Exercise 12.25 (****)
Privacy guarantees for synthetic data. In the MediCore application (Case Study 1), synthetic patient records must not leak information about real patients.
(a) Define the nearest-neighbor distance ratio (NNDR): for each synthetic record $\mathbf{x}_s$, compute the ratio of its distance to the nearest real record to the distance between the two nearest real records in its neighborhood. Implement this metric.
(b) A synthetic record is a "privacy risk" if its NNDR < 0.5 (it is closer to a real record than real records are to each other). Train VAEs with different latent dimensions ($d \in \{4, 8, 16, 32, 64\}$) on the item features from Section 12.8 and compute the fraction of privacy-risk synthetic records for each. How does latent dimension affect privacy?

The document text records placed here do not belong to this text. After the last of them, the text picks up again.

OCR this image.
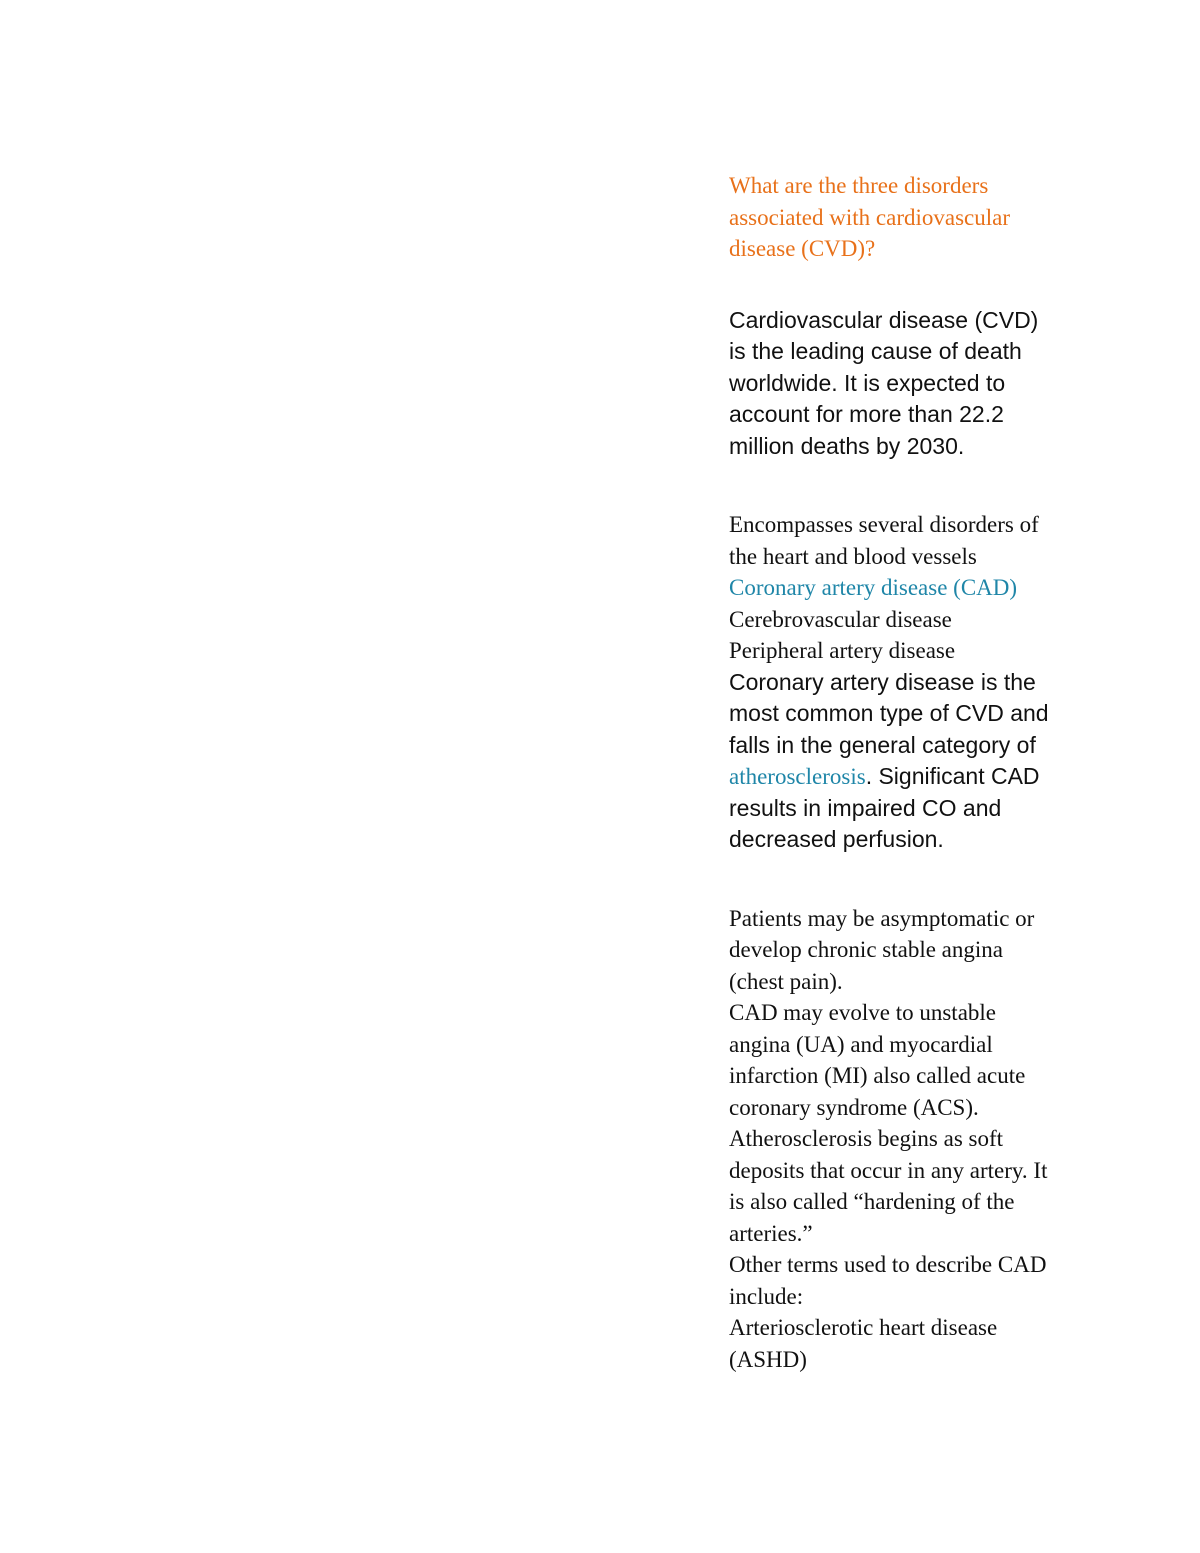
What are the three disorders
associated with cardiovascular
disease (CVD)?

Cardiovascular disease (CVD)
is the leading cause of death
worldwide. It is expected to
account for more than 22.2
million deaths by 2030.

Encompasses several disorders of
the heart and blood vessels
Coronary artery disease (CAD)
Cerebrovascular disease
Peripheral artery disease
Coronary artery disease is the
most common type of CVD and
falls in the general category of
atherosclerosis. Significant CAD
results in impaired CO and
decreased perfusion.

Patients may be asymptomatic or
develop chronic stable angina
(chest pain).
CAD may evolve to unstable
angina (UA) and myocardial
infarction (MI) also called acute
coronary syndrome (ACS).
Atherosclerosis begins as soft
deposits that occur in any artery. It
is also called “hardening of the
arteries.”
Other terms used to describe CAD
include:
Arteriosclerotic heart disease
(ASHD)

(c) Can a generative model provide formal differential privacy guarantees? Discuss the relationship between DP-SGD (differentially private stochastic gradient descent) and the privacy properties of a model's outputs. What is the cost in terms of sample quality?
Exercise 12.26 (**)
Interpolation quality. Using the trained Item VAE from Section 12.8:
(a) Select 5 pairs of items from different categories. For each pair, encode both items to get $\mathbf{z}_a$ and $\mathbf{z}_b$, then decode 9 points along the linear interpolation $\mathbf{z}_\alpha = (1 - \alpha) \mathbf{z}_a + \alpha \mathbf{z}_b$ for $\alpha \in \{0, 0.125, 0.25, \ldots, 1.0\}$.
(b) For each interpolated point, determine the predicted category (argmax of the first 20 decoded dimensions). At what $\alpha$ value does the category switch? Is the transition sharp or gradual?
(c) Compare linear interpolation in the latent space to spherical linear interpolation (slerp): $\mathbf{z}_\alpha = \frac{\sin((1-\alpha)\omega)}{\sin \omega} \mathbf{z}_a + \frac{\sin(\alpha \omega)}{\sin \omega} \mathbf{z}_b$ where $\omega = \arccos(\hat{\mathbf{z}}_a \cdot \hat{\mathbf{z}}_b)$. Does slerp produce smoother transitions?
Exercise 12.27 (***)
Conditional generation for data augmentation. Suppose 5% of StreamRec items belong to a rare category (category 19).
(a) Train the Item VAE from Section 12.8 on the full dataset. Generate 5000 synthetic items by sampling $\mathbf{z} \sim \mathcal{N}(\mathbf{0}, \mathbf{I})$ and decoding. What fraction belong to category 19? Is this close to 5%?
(b) To oversample the rare class, encode all category-19 items, compute the mean and covariance of their latent codes, and sample new latent codes from $\mathcal{N}(\boldsymbol{\mu}_{19}, \boldsymbol{\Sigma}_{19})$. Decode these to generate synthetic category-19 items. Evaluate their quality (do they look like real category-19 items in terms of numeric features?).
(c) Train a category classifier on: (i) the original imbalanced dataset, (ii) the original dataset plus 2000 synthetic category-19 items from part (b). Compare the category-19 precision, recall, and F1 scores. Does data augmentation help?
Exercise 12.28 (****)
Connecting generative models to information theory (links to Chapter 4).
(a) The ELBO can be written as $\text{ELBO} = -H(q_\phi(\mathbf{z} \mid \mathbf{x})) - \mathbb{E}_{q_\phi}[\log p(\mathbf{z})] + \mathbb{E}_{q_\phi}[\log p_\theta(\mathbf{x} \mid \mathbf{z})]$. Identify each term as a quantity from information theory (entropy, cross-entropy, or mutual information).
(b) The rate of a VAE is $R = D_{\text{KL}}(q_\phi(\mathbf{z} \mid \mathbf{x}) \| p(\mathbf{z}))$ — the number of nats transmitted through the latent bottleneck. The distortion is $D = -\mathbb{E}_{q_\phi}[\log p_\theta(\mathbf{x} \mid \mathbf{z})]$ — the reconstruction error. The ELBO traces a rate-distortion curve as $\beta$ varies. Plot the $(R, D)$ curve for $\beta \in \{0.01, 0.1, 0.5, 1.0, 2.0, 5.0, 10.0\}$ on the 5-Gaussian mixture.
(c) What is the theoretical minimum distortion at infinite rate? What is the theoretical minimum rate at infinite distortion? How do these extremes correspond to a deterministic autoencoder and a model that ignores the input?